P. Declerck, Rozbitkowie
Niemoc badacza
Patrick Declerck
Rozbitkowie. Rzecz o paryskich kloszardach
Wydawnictwo Muza
Warszawa 2004
Rozbitkowie to tekst bezkompromisowy, wypełniony surowym, naturalistycznym opisem świata kloszardów oraz paryskich instytucji pomocy społecznej. Książka belgijskiego autora powinna zainteresować studentów antropologii, którzy zajmują się problematyką miejską, relacjami pomiędzy napiętnowanymi a normalsami. Mniej zajmujące pozostają spostrzeżenia autora jako psychoanalityka, choć Declerck umiejętnie rozłożył akcenty i posłużył się teorią Freuda w drugiej części książki. Osobiste zaangażowanie badacza, który miał odwagę zostać bezdomnym, to kolejny atut tej niezwykłej antropologicznej relacji. Autor przez piętnaście lat pracował w podparyskim szpitalu psychiatrycznym w Nanterre, placówce stworzonej w celu leczenia bezdomnych. Szczególnie interesujący dla etnologów wydaje się podrozdział Nanterre. Zima 1985, opisujący pierwszy pobyt narratora w terenie.

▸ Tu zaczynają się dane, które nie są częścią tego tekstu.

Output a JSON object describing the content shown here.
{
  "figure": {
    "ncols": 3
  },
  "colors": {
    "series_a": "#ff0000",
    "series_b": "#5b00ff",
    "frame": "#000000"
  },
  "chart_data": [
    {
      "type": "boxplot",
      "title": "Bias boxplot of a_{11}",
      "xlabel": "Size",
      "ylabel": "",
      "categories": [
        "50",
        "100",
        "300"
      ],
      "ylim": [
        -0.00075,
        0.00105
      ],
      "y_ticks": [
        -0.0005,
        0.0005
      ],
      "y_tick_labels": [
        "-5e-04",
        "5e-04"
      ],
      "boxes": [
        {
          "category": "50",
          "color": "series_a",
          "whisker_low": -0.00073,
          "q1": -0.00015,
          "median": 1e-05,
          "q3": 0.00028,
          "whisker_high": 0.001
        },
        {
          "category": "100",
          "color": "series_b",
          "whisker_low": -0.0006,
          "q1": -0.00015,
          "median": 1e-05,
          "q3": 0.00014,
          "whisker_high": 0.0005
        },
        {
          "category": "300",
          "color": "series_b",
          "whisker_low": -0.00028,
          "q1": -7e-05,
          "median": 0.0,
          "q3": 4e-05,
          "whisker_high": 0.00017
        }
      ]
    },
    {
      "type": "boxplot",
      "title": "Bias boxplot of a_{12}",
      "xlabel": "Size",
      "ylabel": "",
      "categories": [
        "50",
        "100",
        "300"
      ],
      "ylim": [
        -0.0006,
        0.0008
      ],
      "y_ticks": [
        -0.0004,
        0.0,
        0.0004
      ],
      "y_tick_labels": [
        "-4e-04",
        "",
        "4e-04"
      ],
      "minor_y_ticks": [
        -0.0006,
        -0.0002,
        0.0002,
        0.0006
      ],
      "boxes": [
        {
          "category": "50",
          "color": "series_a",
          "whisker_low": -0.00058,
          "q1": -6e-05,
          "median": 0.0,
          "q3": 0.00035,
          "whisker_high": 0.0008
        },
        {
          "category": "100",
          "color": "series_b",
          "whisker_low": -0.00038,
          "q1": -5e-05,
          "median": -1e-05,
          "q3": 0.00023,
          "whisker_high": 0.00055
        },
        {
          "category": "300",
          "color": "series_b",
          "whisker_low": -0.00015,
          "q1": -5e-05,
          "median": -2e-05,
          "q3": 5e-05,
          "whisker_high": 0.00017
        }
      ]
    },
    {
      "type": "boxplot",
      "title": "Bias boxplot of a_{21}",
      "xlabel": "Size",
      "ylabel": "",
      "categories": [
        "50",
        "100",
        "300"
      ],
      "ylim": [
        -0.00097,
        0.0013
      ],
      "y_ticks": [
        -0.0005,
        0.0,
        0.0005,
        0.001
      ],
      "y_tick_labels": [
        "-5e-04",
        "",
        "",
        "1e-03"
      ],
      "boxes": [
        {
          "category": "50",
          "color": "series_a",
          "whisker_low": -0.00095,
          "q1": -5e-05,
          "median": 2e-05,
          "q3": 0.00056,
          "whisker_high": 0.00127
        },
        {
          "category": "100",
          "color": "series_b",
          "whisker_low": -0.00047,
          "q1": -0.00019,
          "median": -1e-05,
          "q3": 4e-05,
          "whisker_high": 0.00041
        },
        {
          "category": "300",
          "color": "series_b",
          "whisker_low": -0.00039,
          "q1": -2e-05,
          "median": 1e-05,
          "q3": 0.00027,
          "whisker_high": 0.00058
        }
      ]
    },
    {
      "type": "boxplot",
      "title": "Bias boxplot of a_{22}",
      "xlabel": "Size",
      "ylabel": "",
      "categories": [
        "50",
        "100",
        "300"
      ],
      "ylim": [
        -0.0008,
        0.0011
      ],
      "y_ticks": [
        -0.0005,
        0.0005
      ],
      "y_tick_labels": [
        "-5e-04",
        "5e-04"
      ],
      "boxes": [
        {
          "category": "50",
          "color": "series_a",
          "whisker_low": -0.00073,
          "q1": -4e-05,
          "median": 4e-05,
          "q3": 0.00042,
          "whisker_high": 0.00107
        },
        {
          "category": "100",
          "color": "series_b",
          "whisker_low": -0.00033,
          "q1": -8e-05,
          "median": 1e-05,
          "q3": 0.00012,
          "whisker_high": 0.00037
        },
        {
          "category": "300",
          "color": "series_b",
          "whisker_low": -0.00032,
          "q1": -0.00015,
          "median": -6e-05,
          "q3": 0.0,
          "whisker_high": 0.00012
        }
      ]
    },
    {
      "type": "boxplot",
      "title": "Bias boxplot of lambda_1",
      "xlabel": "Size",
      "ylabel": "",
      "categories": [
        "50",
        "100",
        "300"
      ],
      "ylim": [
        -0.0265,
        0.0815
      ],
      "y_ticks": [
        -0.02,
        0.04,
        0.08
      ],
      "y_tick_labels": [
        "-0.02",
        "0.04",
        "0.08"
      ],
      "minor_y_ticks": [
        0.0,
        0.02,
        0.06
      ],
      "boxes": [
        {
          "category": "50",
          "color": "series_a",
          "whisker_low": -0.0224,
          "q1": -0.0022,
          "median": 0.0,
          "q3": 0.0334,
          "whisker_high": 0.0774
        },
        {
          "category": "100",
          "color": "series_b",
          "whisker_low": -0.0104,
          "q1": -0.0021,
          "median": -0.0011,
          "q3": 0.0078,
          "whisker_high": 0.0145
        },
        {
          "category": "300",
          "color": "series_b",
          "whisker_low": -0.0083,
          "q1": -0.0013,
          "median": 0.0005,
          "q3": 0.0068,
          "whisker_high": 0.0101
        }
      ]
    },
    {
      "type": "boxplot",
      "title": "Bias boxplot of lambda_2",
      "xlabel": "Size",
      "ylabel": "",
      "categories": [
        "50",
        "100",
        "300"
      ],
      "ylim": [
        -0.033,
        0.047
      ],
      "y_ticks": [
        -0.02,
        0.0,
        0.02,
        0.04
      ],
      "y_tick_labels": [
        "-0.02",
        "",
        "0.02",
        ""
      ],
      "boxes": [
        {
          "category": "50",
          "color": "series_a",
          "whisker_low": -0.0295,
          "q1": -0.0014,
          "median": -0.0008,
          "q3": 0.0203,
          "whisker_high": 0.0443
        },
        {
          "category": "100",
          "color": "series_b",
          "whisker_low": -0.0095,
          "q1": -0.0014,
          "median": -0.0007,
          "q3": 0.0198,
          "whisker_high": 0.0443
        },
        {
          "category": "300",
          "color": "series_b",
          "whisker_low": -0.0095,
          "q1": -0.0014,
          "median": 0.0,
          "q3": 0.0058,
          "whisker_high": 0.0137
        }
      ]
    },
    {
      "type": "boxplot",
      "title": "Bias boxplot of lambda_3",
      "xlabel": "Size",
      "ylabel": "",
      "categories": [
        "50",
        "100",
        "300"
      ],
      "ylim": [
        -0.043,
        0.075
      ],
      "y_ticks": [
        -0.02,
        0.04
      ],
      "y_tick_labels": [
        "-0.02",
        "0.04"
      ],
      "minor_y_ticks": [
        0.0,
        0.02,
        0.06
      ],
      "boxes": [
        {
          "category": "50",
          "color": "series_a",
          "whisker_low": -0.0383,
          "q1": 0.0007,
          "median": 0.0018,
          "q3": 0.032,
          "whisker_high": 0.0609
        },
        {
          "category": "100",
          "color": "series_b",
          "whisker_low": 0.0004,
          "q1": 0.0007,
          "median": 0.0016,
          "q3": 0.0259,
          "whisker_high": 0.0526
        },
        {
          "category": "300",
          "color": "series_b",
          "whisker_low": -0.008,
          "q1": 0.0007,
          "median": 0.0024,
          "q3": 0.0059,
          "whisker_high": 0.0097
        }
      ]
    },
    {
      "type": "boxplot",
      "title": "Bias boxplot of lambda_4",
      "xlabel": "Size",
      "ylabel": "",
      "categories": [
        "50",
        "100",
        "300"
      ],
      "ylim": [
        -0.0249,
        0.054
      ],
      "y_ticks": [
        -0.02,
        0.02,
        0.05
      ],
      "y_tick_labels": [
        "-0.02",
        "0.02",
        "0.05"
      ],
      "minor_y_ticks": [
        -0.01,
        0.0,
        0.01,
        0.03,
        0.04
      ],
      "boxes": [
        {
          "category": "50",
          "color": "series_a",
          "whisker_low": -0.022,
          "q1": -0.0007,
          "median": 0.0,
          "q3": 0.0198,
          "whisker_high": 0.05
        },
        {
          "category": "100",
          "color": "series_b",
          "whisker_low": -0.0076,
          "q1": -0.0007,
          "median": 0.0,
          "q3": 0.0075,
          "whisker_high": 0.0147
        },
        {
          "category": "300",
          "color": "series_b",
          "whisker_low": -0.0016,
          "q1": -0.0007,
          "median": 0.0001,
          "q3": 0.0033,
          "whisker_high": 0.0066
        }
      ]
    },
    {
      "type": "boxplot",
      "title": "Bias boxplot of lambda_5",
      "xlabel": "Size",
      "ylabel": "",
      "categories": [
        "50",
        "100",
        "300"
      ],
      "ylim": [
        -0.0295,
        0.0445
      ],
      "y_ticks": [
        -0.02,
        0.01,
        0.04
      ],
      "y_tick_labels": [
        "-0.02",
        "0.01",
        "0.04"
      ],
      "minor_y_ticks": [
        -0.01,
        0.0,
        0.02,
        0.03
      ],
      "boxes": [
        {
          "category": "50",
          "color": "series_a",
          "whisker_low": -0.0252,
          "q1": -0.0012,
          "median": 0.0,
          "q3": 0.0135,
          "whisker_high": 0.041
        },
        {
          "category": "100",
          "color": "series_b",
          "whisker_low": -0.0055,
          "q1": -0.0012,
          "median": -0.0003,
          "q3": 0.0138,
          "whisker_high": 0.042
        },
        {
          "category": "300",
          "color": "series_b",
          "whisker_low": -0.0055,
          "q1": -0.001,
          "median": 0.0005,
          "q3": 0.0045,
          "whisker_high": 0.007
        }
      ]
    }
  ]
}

Declerck, pisząc Rozbitków zrezygnował z języka nauki, uznając, iż zachowanie obiektywizmu będzie trudne lub wręcz niemożliwe, szczególnie, jeżeli deklaruje we wstępie, iż „Przez większość czasu ich [kloszardów] nienawidzę”. Nienawiść, nienazwana niechęć do władz stolicy Francji i obojętności ludzi, niezwykle wyraźnie zarysowana w rozdziale Puk umarł, wiąże się z niemocą człowieka-badacza wobec postaw społecznych. Rosnącą stopniowo bezsilność autora można zrozumieć w kontekście doświadczeń, którymi Declerck dzieli się z czytelnikami. Przebywanie w gronie osób okaleczonych psychicznie, jak zauważa, wzbudza w nas niepokój. Uczucie to wywołuje w czytelniku wyczerpująca etnograficzna relacja z terenu: droga człowieka z ulicy do ośrodka pomocy społecznej, historie życiowe kloszardów, opisy wynędzniałej cielesności. Declerck nie skrywa prawdy o kloszardach, mówi o ich stopniowym odczłowieczaniu. Sam traktuje swoją relację jako „opowieść o nabieraniu świadomości”, czym jest człowieczeństwo. Balansuje na granicy badacza wtopionego w pejzaż noclegowni i człowieka, dla którego „tamten” świat – pozornie poukładany – wydaje się zbiorem aberracji. Odczucia odrazy, wstrętu, które wypełniają kolejne rozdziały, wyjaśniają słowa przyjaciela autora z pierwszych stron książki „oto jesteśmy w piekle”.
Declerck rezygnuje z moralizowania, które w kontekście wydarzeń oraz przedstawionych postaci byłoby trudne w odbiorze, a zarazem ujawnia swoją empatię dla ludzi upadłych, gdyż, jak sam przyznaje, stan kloszarda „wydaje się w dużej mierze nieodwracalny”. Ta konstatacja dowodzi prawdziwości świadectwa Rozbitków. Etnograf–lekarz nie potrafi obojętnie przejść obok problemu bezdomności, gdyż tyle lat swojego życia poświęcił na ratowanie ludzi skazanych na powolną śmierć. Zarazem nie daje prostej odpowiedzi jak przeciwdziałać kloszardyzacji. Zarysowana w rozdziale Od histerycznego miłosierdzia do racjonalnego bezpieczeństwa propozycja zmian struktury opieki społecznej wydaje się tylko próbą zwrócenia uwagi na błędy, jakie istnieją we francuskim systemie. Autor powstrzymuje się przed tworzeniem całościowego projektu przekształceń, doskonale wie, że tego rodzaju działania mogą jedynie skrzywdzić beneficjentów, gdyż w pierwszej kolejności powinniśmy nauczyć się „czuwać nad tą zrujnowaną świętością, albowiem opieka nad nią jest zaszczytem”.